L'80% degli atenei italiani scende nella classifica. Ecco i motivi
Le prime tre sono tutte private (e statunitensi): Harvard, ovviamente. E poi Mit e Stanford. Ai piedi del podio due istituti pubblici, questa volta inglesi: Cambridge e Oxford. Il Center for World University Rankings (Cwur) ha stilato la classifica Global 2000 delle migliori università al mondo.
Nella graduatoria l’Italia fatica a competere coi competitor internazionali: l’80% degli atenei italiani scende nella classifica. Tradotto: dieci università italiane migliorano rispetto allo scorso anno, tre mantengono la posizione, ben 53 scendono. Il principale fattore di declino è la performance nella ricerca, mentre cresce la concorrenza da parte di atenei ben finanziati. L’ateneo che guida i 66 presenti in classifica? La Sapienza di Roma (che comunque perde una posizione) al 125esimo posto.
L’ALLARME ITALIANO – A seguire, chi troviamo? L’Università di Padova perde cinque posizioni, attestandosi al 178esimo posto, mentre l’Università di Milano scende di cinque posizioni (191esima), davanti all’Università di Bologna (204), e all’Università di Torino (242). La top ten italiana è completata dall’Università di Napoli Federico II (243), dall’Università di Firenze (274), dall’Università di Genova (286), dall’Università di Pisa (288) e dall’Università di Pavia (327). Commentando la situazione italiana, Nadim Mahassen, presidente del Center for World University Rankings, osserva: “Ciò che è allarmante è il declino delle istituzioni accademiche nazionali dovuto all’indebolimento delle prestazioni della ricerca e allo scarso sostegno finanziario da parte del governo. Mentre diversi paesi pongono lo sviluppo dell’istruzione e della scienza in cima alla loro agenda, l’Italia fatica a tenere il passo. Senza finanziamenti più consistenti e una pianificazione strategica più solida, l’Italia rischia di rimanere ulteriormente indietro nel panorama accademico globale in rapida evoluzione”.
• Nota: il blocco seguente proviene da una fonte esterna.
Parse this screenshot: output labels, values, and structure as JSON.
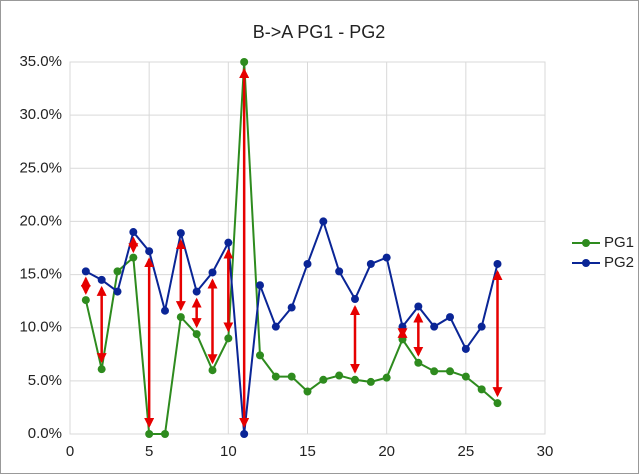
{
  "chart_data": {
    "type": "line",
    "title": "B->A PG1 - PG2",
    "x": [
      1,
      2,
      3,
      4,
      5,
      6,
      7,
      8,
      9,
      10,
      11,
      12,
      13,
      14,
      15,
      16,
      17,
      18,
      19,
      20,
      21,
      22,
      23,
      24,
      25,
      26,
      27
    ],
    "series": [
      {
        "name": "PG1",
        "color": "#2e8b1e",
        "values": [
          12.6,
          6.1,
          15.3,
          16.6,
          0,
          0,
          11.0,
          9.4,
          6.0,
          9.0,
          35.0,
          7.4,
          5.4,
          5.4,
          4.0,
          5.1,
          5.5,
          5.1,
          4.9,
          5.3,
          8.9,
          6.7,
          5.9,
          5.9,
          5.4,
          4.2,
          2.9
        ]
      },
      {
        "name": "PG2",
        "color": "#0a2596",
        "values": [
          15.3,
          14.5,
          13.4,
          19.0,
          17.2,
          11.6,
          18.9,
          13.4,
          15.2,
          18.0,
          0,
          14.0,
          10.1,
          11.9,
          16.0,
          20.0,
          15.3,
          12.7,
          16.0,
          16.6,
          10.1,
          12.0,
          10.1,
          11.0,
          8.0,
          10.1,
          16.0
        ]
      }
    ],
    "arrows": {
      "color": "#e60000",
      "x": [
        1,
        2,
        4,
        5,
        7,
        8,
        9,
        10,
        11,
        18,
        21,
        22,
        27
      ]
    },
    "xlim": [
      0,
      30
    ],
    "xticks": [
      0,
      5,
      10,
      15,
      20,
      25,
      30
    ],
    "ylim": [
      0,
      35
    ],
    "yticks": [
      {
        "value": 0,
        "label": "0.0%"
      },
      {
        "value": 5,
        "label": "5.0%"
      },
      {
        "value": 10,
        "label": "10.0%"
      },
      {
        "value": 15,
        "label": "15.0%"
      },
      {
        "value": 20,
        "label": "20.0%"
      },
      {
        "value": 25,
        "label": "25.0%"
      },
      {
        "value": 30,
        "label": "30.0%"
      },
      {
        "value": 35,
        "label": "35.0%"
      }
    ],
    "grid": true,
    "legend": "right"
  }
}
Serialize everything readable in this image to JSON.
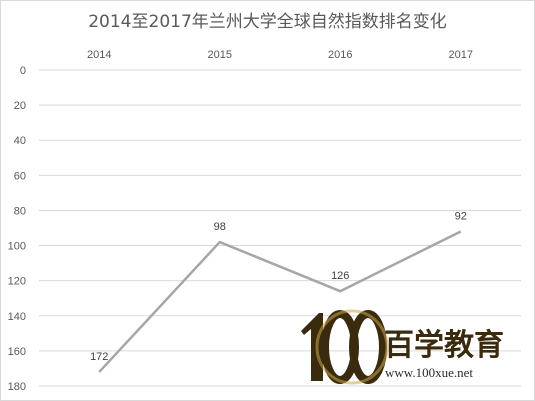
{
  "chart_data": {
    "type": "line",
    "title": "2014至2017年兰州大学全球自然指数排名变化",
    "categories": [
      "2014",
      "2015",
      "2016",
      "2017"
    ],
    "series": [
      {
        "values": [
          172,
          98,
          126,
          92
        ],
        "color": "#a6a6a6"
      }
    ],
    "y_ticks": [
      0,
      20,
      40,
      60,
      80,
      100,
      120,
      140,
      160,
      180
    ],
    "ylim": [
      0,
      180
    ],
    "y_reversed": true,
    "x_axis_position": "top",
    "grid": true,
    "xlabel": "",
    "ylabel": ""
  },
  "watermark": {
    "logo_digits": "100",
    "brand_cn": "百学教育",
    "site": "www.100xue.net",
    "color": "#3a2a0e"
  }
}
LA CLASSIFICA – Cwur ha analizzato 74 milioni di dati basati sui risultati per classificare le università di tutto il mondo in base a quattro fattori: qualità dell’istruzione (25%), occupabilità (25%), qualità del corpo docente (10%) e ricerca (40%). Quest’anno sono state classificate 21.462 università e quelle che si sono classificate al primo posto sono entrate nella lista Global 2000, che include istituzioni di 94 Paesi. Per il quattordicesimo anno consecutivo, come detto è Harvard la migliore. Gli Stati Uniti, nonostante si aggiudichino otto delle prime dieci posizioni, faticano a mantenere la loro preminenza a livello mondiale. Nella classifica Global 2000, solo 40 università statunitensi hanno migliorato la propria posizione rispetto al 2024, con 15 che hanno mantenuto la posizione e 264 scese in classifica.
La migliore università pubblica statunitense è Berkeley, al dodicesimo posto a livello mondiale, un posto dietro al Caltech (il California Institute of Technology). Nel complesso, gli Stati Uniti sono il secondo paese più rappresentato nella classifica Global 2000 con 319 rappresentanti, dieci in meno rispetto allo scorso anno. Il Canada conta 38 istituzioni in classifica, guidate dall’Università di Toronto al numero 23. “Sebbene gli Stati Uniti vantino ancora le migliori università al mondo – commenta Mahassen – il declino della stragrande maggioranza dei suoi istituti di istruzione superiore dovrebbe preoccupare la Segretaria all’Istruzione statunitense Linda McMahon e l’intera amministrazione Trump.
In un momento in cui le università cinesi stanno raccogliendo i frutti di anni di generoso sostegno finanziario da parte del loro governo, le istituzioni americane sono alle prese con tagli ai finanziamenti federali e controversie sulla libertà accademica e sulla libertà di parola. Con gli Stati Uniti superati dalla Cina come Paese con il maggior numero di rappresentanti in classifica, la loro reputazione nel settore dell’istruzione superiore globale è seriamente minacciata”. Mahassen mette in guardia: “il forte declino delle università statunitensi è parallelo a quello degli atenei in Giappone, Francia e Germania, mentre le università britanniche e russe hanno avuto risultati solo leggermente migliori. Con la straordinaria ascesa delle istituzioni cinesi, le università del mondo occidentale non possono permettersi di rimanere a guardare e dormire sugli allori”.